American investors are asking whether China Inc. is still worth the risk following a widening series of regulatory crackdowns that have wiped some $400 billion off the value of U.S.-listed Chinese companies, the Wall Street Journal reports.

President Xi Jinping’s government is reining in the country’s most powerful corporations, including Alibaba Group Holding Ltd., Tencent Holdings Ltd and Didi Global Inc., along with their billionaire founders, Bloomberg adds. The scrutiny is shaping up as one of the largest concerted actions against private enterprise in decades and raising the prospect that the leeway enjoyed by entrepreneurs like Jack Ma, founder of both Alibaba and the sprawling Ant Group Co., might be coming to an end, it reports:

Maintaining social stability is one of the signature goals of Xi and the ruling Chinese Communist Party, so any company or person it perceives as threatening that can find themselves in the cross-hairs. Such a sweeping definition also means just about any large business could find itself the subject of a crackdown.

As the Biden administration crafts a plan for dealing with the rapid rise of an authoritarian, America-scorning China, its officials must answer two crucial questions: “What does China want?” and “What can it achieve?” the Economist observes:

In a new book, “The Long Game”, Rush Doshi paints a particularly gloomy picture: China aims to achieve global supremacy by 2049, when the Communist Party hopes to celebrate 100 years in power. Mr Doshi is one of President Biden’s advisers on China policy in the National Security Council, having been a specialist in Chinese strategy at the Brookings Institution, a think-tank in Washington. His views carry weight.

He also says America should reinforce the attributes that have helped it to “attract the allies, immigrants and capital that underpin liberal order”, such as openness and the rule of law. That is surely the right conclusion, even though Western scholars will still disagree over China’s grand plans, it adds.

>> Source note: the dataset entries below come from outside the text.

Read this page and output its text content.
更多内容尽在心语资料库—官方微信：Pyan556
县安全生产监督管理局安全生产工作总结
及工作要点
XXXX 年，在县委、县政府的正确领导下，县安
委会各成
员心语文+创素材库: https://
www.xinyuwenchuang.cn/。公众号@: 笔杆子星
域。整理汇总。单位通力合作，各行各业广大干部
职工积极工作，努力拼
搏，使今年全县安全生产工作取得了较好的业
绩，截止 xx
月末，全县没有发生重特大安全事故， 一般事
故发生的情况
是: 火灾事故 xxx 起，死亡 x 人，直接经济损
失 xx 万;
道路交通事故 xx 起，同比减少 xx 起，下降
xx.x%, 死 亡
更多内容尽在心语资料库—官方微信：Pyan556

At a speech in Singapore on Tuesday night, US Secretary of Defense Lloyd Austin said while the US didn’t want conflict with China, Beijing was showing an “unwillingness to resolve disputes peacefully and respect the rule of law” in the South China Sea, the Taiwan Strait and in the western region of Xinjiang, CNN reports:

Yet Willy Lam, an adjunct professor at the Chinese University of Hong Kong, said neither side had actually put anything in place to stop conflict from happening. No further talks are planned publicly, and expectations of a possible meeting between US President Joe Biden and Chinese leader Xi Jinping at the G20 in October weren’t raised.

“So there is room for further deterioration but there are no signs of possible improvement, even in areas where they have common interests,” said Lam.

National Endowment for Democracy

Nathan Law, a leader of Hong Kong’s 2014 Umbrella movement, talks about fleeing his home and how the West should counter China. In the long run the global economy’s reliance on China will decline. For now, it is just so intertwined in the economic policy of many foreign countries, he tells Chatham House analyst Ben Horton:

We should seek more cooperation between democratic countries to decrease the risks of economic blackmail or intimidation from authoritarian regimes such as China. Britain should really cultivate its policies in that fashion. We have to make clear the threat that China poses to our global democracy.

But Hong Kong’s civil society is withering and dying, an activist tells AFP:

According to an AFP tally, at least 30 organisations have shut down or gone silent in the last 12 months, including the Progressive Lawyers Group and several organisations representing medics. One of the largest doctor unions — the Public Doctors’ Association — has mulled calling it quits, former president Arisina Ma told AFP, citing the “loss of space… to speak up”.